Pacharan

 

No podía ser muy temprano porque la luz que llegaba del exterior era todavía muy tenue, pero él se encontró de repente despierto por completo.

Se giró. A su lado Ojos de Sol reposaba indemne y esplendorosa. La contempló con cariño y empezó a acariciar esos rasgos tan amados.

Poco a poco notó una excitación que le llevó a caricias cada vez más íntimas hasta que separando sus muslos, se acomodó sobre ella.

Cuando lo sintió dentro, despertó. Sin mostrar extrañeza, se acomodó de inmediato a la situación. Eras un modo feliz de despertar. Su sonrisa cariñosa creaba una complicidad por la que valía la pena vivir.

Mientras se duchaba, ella preparó el primer café del día.

Salió de casa con la fuerza de un triunfador, alegre, dispuesto a enfrentarse al trabajo, al mundo y a la eternidad.

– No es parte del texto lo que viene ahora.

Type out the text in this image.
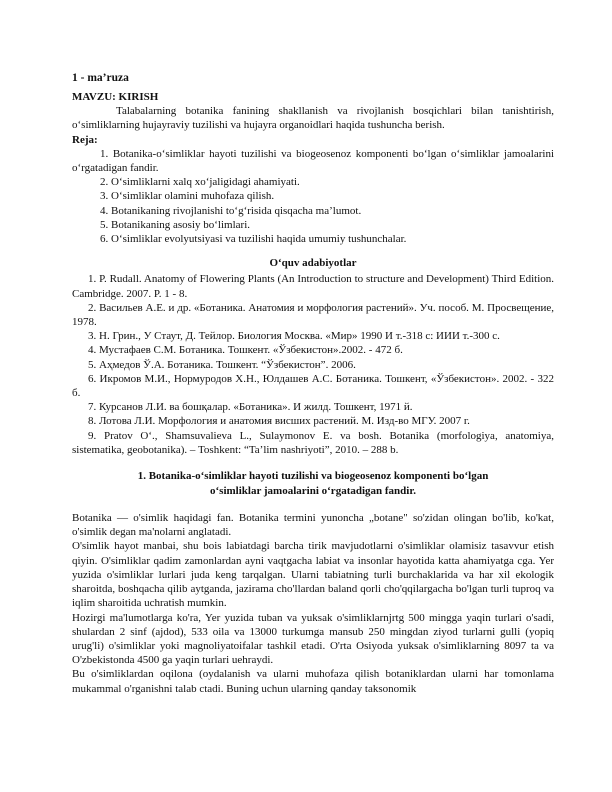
1 - ma’ruza

MAVZU: KIRISH

Talabalarning botanika fanining shakllanish va rivojlanish bosqichlari bilan tanishtirish, o‘simliklarning hujayraviy tuzilishi va hujayra organoidlari haqida tushuncha berish.

Reja:

1. Botanika-o‘simliklar hayoti tuzilishi va biogeosenoz komponenti bo‘lgan o‘simliklar jamoalarini o‘rgatadigan fandir.
2. O‘simliklarni xalq xo‘jaligidagi ahamiyati.
3. O‘simliklar olamini muhofaza qilish.
4. Botanikaning rivojlanishi to‘g‘risida qisqacha ma’lumot.
5. Botanikaning asosiy bo‘limlari.
6. O‘simliklar evolyutsiyasi va tuzilishi haqida umumiy tushunchalar.
O‘quv adabiyotlar

1. P. Rudall. Anatomy of Flowering Plants (An Introduction to structure and Development) Third Edition. Cambridge. 2007. P. 1 - 8.

2. Васильев А.Е. и др. «Ботаника. Анатомия и морфология растений». Уч. пособ. М. Просвещение, 1978.

3. Н. Грин., У Стаут, Д. Тейлор. Биология Москва. «Мир» 1990 И т.-318 с: ИИИ т.-300 с.

4. Мустафаев С.М. Ботаника. Тошкент. «Ўзбекистон».2002. - 472 б.

5. Аҳмедов Ў.А. Ботаника. Тошкент. “Ўзбекистон”. 2006.

6. Икромов М.И., Нормуродов Х.Н., Юлдашев А.С. Ботаника. Тошкент, «Ўзбекистон». 2002. - 322 б.

7. Курсанов Л.И. ва бошқалар. «Ботаника». И жилд. Тошкент, 1971 й.

8. Лотова Л.И. Морфология и анатомия висших растений. М. Изд-во МГУ. 2007 г.

9. Pratov O‘., Shamsuvalieva L., Sulaymonov E. va bosh. Botanika (morfologiya, anatomiya, sistematika, geobotanika). – Toshkent: “Ta’lim nashriyoti”, 2010. – 288 b.

1. Botanika-o‘simliklar hayoti tuzilishi va biogeosenoz komponenti bo‘lgan
o‘simliklar jamoalarini o‘rgatadigan fandir.

Botanika — o'simlik haqidagi fan. Botanika termini yunoncha „botane" so'zidan olingan bo'lib, ko'kat, o'simlik degan ma'nolarni anglatadi.

O'simlik hayot manbai, shu bois labiatdagi barcha tirik mavjudotlarni o'simliklar olamisiz tasavvur etish qiyin. O'simliklar qadim zamonlardan ayni vaqtgacha labiat va insonlar hayotida katta ahamiyatga cga. Yer yuzida o'simliklar lurlari juda keng tarqalgan. Ularni tabiatning turli burchaklarida va har xil ekologik sharoitda, boshqacha qilib aytganda, jazirama cho'llardan baland qorli cho'qqilargacha bo'lgan turli tuproq va iqlim sharoitida uchratish mumkin.

Hozirgi ma'lumotlarga ko'ra, Yer yuzida tuban va yuksak o'simliklarnjrtg 500 mingga yaqin turlari o'sadi, shulardan 2 sinf (ajdod), 533 oila va 13000 turkumga mansub 250 mingdan ziyod turlarni gulli (yopiq urug'li) o'simliklar yoki magnoliyatoifalar tashkil etadi. O'rta Osiyoda yuksak o'simliklarning 8097 ta va O'zbekistonda 4500 ga yaqin turlari uehraydi.

Bu o'simliklardan oqilona (oydalanish va ularni muhofaza qilish botaniklardan ularni har tomonlama mukammal o'rganishni talab ctadi. Buning uchun ularning qanday taksonomik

Por la tarde, al salir, emprendió el camino cotidiano hacia la cafetería donde ella trabajaba. Le agradaba verla una vez más antes de regresar a la casa.

Allí tomó su también cotidiano café, escuchó, como cada día, las quejas de ella sobre sus clientes, sus jefes, su cotidianidad.

Pagó el café y decidió, como cada día, tomar una copa de pacharán.

Después de ponérsela, ella se dirigió al fondeo de la barra, y subiendo a una pequeña escalera, empezó a limpiar las botellas de la estantería superior. Él la contemplaba sin verla, orgulloso de estar en su cercanía. Fue entonces cuando equivocó el pie, falló el escalón y cayó hacia atrás.

Nunca llegó al suelo. A mitad camino desapareció.

Él terminó de un trago el licor y salió huyendo. No ha vuelto. Ella tampoco. Y todavía debe el pacharán.